NADA House

Nolan Park on Governors Island

,

New York

3 september—27 october 2024

For NADA House 2024, Bahnhof presents a project by Kuril Chto (b. 1989). Originally from Saint Petersburg, Russia, the artist has been residing in Lisbon for several years, and two years ago moved to New York to pursue a Master's Degree at the New York Academy of Art, which he was awarded in May.

The artist works in a wide range of media, including drawing, painting, ceramics, and sculpture. Navigating the media-saturated worlds of social networks, memes, news, advertising, he creates ironic and absurd narratives that often revolve around everyday objects.
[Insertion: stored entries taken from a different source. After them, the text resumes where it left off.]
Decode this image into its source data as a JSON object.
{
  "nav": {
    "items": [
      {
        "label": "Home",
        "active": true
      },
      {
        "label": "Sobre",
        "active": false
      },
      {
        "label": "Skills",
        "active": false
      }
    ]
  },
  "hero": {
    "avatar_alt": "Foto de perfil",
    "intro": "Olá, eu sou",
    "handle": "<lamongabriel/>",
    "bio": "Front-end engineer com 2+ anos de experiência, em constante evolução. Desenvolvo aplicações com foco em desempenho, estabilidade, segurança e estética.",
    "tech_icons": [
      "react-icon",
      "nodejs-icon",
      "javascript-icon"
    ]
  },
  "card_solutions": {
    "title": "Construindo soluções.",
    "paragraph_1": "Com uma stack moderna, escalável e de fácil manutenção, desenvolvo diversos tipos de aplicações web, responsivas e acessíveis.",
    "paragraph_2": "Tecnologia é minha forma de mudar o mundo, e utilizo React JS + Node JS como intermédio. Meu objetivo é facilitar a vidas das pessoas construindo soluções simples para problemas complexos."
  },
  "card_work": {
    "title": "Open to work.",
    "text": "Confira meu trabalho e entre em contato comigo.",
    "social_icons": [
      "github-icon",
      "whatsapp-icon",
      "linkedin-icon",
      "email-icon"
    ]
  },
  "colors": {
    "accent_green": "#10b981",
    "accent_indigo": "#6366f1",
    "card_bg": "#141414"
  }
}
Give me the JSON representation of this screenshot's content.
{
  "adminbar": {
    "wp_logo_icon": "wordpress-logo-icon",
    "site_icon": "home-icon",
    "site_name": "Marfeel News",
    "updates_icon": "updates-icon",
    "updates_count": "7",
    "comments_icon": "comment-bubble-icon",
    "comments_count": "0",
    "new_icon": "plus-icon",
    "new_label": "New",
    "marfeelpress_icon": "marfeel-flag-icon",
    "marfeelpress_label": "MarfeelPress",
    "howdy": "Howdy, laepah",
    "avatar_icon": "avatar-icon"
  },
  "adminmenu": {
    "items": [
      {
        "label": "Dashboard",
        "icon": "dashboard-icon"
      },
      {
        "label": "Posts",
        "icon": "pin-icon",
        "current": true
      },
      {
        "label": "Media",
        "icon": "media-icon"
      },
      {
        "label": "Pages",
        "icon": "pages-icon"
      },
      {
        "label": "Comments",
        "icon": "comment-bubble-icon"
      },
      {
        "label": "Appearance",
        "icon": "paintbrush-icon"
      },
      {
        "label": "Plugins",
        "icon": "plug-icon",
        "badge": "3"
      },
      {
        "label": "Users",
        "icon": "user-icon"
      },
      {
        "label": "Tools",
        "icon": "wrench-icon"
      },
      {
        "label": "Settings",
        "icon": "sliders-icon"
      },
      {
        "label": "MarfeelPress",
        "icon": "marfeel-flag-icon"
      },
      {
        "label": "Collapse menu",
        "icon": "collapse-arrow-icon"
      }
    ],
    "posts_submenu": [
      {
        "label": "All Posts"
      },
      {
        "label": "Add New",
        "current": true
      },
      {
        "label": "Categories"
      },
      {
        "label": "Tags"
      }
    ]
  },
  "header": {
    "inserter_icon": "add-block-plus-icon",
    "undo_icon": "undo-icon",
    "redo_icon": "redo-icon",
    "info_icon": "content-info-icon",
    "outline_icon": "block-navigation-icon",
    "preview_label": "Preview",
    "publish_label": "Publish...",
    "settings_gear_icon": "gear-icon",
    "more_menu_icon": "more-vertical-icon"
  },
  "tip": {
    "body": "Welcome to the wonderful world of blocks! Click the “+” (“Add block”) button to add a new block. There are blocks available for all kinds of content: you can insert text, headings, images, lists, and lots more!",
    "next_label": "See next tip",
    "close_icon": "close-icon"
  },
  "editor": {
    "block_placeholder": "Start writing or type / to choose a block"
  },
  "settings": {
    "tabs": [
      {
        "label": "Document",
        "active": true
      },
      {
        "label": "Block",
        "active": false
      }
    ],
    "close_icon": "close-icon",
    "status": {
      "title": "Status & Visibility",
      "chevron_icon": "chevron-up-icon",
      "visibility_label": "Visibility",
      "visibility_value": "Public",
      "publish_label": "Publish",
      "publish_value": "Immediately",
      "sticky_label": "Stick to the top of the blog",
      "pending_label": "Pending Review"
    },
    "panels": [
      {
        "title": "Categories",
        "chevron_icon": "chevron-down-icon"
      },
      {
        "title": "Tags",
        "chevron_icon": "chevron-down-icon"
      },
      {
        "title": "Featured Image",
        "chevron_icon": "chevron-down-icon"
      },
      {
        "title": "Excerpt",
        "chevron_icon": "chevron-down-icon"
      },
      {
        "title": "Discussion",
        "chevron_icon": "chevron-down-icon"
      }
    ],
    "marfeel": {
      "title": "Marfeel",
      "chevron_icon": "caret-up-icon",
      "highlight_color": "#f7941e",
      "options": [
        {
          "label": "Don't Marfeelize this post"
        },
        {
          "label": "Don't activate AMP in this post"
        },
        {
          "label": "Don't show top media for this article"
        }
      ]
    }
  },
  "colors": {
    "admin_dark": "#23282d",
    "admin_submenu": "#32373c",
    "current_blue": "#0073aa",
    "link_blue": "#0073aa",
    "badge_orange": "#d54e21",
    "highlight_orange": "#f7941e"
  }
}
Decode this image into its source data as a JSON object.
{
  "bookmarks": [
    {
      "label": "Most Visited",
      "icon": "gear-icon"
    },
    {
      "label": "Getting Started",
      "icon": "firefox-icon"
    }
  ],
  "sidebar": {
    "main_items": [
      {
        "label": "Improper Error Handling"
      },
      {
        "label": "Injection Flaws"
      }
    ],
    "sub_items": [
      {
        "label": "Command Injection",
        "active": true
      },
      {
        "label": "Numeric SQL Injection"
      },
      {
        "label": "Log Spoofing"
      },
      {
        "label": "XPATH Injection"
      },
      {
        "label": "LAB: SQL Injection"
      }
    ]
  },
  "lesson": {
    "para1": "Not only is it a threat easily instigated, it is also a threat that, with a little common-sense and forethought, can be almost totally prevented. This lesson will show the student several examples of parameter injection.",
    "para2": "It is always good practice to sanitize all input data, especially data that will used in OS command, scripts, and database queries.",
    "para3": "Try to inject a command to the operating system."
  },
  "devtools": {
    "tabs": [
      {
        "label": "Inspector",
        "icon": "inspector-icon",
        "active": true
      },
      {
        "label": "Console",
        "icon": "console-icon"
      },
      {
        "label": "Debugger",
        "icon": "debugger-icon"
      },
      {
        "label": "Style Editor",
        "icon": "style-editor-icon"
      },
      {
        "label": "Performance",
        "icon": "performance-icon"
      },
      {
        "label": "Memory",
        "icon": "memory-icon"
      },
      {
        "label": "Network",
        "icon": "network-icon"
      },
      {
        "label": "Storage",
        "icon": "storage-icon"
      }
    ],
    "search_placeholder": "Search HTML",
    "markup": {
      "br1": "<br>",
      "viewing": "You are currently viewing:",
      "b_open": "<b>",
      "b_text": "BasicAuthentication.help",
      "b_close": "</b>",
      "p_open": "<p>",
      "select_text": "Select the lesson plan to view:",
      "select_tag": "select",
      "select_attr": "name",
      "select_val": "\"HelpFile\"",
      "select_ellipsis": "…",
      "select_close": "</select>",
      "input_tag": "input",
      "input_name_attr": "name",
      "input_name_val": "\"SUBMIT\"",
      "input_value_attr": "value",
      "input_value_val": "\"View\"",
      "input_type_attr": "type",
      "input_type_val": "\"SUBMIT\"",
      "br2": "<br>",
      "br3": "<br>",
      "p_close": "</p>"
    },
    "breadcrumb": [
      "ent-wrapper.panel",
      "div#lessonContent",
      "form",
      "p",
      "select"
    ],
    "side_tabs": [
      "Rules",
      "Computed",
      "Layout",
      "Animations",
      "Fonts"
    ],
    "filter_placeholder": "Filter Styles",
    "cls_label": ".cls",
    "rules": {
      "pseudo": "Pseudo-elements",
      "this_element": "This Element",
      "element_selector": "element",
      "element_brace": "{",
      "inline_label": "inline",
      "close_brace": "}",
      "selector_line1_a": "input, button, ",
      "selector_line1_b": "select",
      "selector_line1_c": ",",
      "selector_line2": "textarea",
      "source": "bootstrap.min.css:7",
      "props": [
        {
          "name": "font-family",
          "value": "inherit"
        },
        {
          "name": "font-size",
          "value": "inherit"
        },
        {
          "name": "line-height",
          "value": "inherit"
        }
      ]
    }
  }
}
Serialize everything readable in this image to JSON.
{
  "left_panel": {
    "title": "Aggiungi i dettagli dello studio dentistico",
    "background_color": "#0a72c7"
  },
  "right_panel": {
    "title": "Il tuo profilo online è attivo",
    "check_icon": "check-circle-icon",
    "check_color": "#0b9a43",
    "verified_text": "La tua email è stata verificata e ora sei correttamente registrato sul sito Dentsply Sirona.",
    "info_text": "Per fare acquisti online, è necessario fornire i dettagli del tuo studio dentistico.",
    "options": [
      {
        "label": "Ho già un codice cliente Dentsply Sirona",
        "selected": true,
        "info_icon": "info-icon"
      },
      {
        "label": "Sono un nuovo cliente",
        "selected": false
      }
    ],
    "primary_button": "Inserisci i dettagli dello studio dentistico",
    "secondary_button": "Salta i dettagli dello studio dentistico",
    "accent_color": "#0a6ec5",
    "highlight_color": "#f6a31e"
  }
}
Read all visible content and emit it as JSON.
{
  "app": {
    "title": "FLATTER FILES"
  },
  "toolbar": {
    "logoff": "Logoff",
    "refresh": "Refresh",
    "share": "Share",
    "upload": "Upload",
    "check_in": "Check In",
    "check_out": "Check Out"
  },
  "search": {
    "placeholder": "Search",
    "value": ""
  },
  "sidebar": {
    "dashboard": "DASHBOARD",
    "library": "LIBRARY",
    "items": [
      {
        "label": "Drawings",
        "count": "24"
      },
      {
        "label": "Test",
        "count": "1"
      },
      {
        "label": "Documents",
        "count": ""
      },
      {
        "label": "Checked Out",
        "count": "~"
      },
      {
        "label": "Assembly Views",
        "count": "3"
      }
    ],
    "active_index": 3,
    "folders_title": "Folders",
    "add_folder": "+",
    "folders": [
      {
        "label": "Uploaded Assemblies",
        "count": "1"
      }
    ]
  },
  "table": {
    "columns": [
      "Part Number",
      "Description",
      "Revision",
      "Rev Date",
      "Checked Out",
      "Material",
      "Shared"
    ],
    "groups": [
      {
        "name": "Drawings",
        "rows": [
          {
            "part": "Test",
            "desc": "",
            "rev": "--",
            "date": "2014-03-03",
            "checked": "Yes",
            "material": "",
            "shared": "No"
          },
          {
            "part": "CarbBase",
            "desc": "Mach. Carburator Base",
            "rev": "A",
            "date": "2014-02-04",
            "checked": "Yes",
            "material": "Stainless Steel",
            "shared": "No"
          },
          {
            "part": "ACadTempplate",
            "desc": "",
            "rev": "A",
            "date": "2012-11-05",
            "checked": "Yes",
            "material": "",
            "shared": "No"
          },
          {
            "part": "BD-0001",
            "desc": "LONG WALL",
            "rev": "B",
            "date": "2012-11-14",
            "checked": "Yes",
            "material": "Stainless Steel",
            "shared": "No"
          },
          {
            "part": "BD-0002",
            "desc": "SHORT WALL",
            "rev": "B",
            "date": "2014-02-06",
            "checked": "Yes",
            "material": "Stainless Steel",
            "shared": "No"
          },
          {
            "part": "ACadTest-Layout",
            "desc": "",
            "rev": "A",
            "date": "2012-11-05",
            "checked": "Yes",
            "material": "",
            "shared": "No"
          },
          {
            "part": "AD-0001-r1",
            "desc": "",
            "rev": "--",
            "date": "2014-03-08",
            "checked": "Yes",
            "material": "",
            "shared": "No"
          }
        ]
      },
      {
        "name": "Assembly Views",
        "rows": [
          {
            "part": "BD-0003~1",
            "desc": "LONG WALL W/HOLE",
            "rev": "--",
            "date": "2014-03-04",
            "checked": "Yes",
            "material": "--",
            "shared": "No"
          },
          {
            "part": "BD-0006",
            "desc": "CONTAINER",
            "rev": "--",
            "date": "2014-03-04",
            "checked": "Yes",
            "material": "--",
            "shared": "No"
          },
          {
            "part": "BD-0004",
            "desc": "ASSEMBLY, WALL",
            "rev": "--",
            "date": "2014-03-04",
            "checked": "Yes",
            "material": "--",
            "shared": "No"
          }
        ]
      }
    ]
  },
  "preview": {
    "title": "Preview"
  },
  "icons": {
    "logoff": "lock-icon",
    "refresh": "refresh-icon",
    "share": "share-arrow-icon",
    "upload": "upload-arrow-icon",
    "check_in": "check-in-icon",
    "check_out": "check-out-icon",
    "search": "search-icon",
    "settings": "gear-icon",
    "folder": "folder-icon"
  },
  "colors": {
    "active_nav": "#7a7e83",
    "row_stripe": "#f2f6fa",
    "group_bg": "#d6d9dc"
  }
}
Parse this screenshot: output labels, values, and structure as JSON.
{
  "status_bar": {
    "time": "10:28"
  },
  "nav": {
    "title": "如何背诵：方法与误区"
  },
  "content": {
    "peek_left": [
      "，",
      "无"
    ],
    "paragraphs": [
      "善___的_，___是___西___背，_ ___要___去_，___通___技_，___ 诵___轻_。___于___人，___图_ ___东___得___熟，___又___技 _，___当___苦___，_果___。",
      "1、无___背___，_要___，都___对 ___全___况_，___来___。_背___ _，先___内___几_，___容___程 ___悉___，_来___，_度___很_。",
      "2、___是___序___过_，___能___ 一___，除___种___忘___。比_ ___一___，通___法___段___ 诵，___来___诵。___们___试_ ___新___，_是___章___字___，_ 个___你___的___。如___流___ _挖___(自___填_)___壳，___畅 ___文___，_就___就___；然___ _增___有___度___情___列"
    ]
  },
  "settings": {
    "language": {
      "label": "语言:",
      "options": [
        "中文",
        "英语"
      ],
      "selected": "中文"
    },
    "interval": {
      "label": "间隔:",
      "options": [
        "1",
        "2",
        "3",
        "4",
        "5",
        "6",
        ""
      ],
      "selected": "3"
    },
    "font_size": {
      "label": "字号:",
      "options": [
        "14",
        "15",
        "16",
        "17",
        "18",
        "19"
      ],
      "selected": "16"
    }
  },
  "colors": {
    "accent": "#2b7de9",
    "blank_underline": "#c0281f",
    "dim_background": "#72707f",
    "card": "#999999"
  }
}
Bahnhof's presentation is the composition of works by Kuril Chto, a kind of an alloy of the harsh and absurd war reality that is penetrated by mundane necessities and the reminiscence of the island being the quiet harbor for military families.

The installation would include a painting of a washing machine (89 x 116 cm), a painting of a drying rack (90 x 150 cm), and a mixed media wallwork - the depiction of an iron (40 x 50 cm) and 5 free-standing ceramic works depicting washing machines of various sizes (from 18 cm in height and higher). A corner space would be preferable for this installation.

The shown works are the continuation of the artist’s project “Goods” presented in Basel in 2022 as the reaction to the looting of the Russian soldiers in Ukraine.

The peculiar variety of pillaging was characterized by the theft by Russian soldiers of basic household appliances and items, all then sent on by the delivery service across Russia’s far-flung regions. The washing machine has become, perhaps, the main symbol of the invasion of Ukraine, being a luxurious trophy for the soldier who has come to fight from the Russian countryside.

By the power of the social unconscious, the washing machine turned not only into the paradoxical quintessence of robbery as a national idea and a sign of the imperial colonial consciousness or the desire to appropriate not only the territory of a sovereign state, but also the theft of the future from the younger generations inhabiting that country.

Kuril Chto in his past projects has repeatedly turned to images of the typical household items that shape our mundane reality. Through the depiction of the proposed domestic objects the artist raises the question of “the banality of evil”, described by Hannah Arendt – mindless obedience to laws that are not simply inhuman but directed against the very foundations of life, can only be resisted if set in opposition to critical thinking.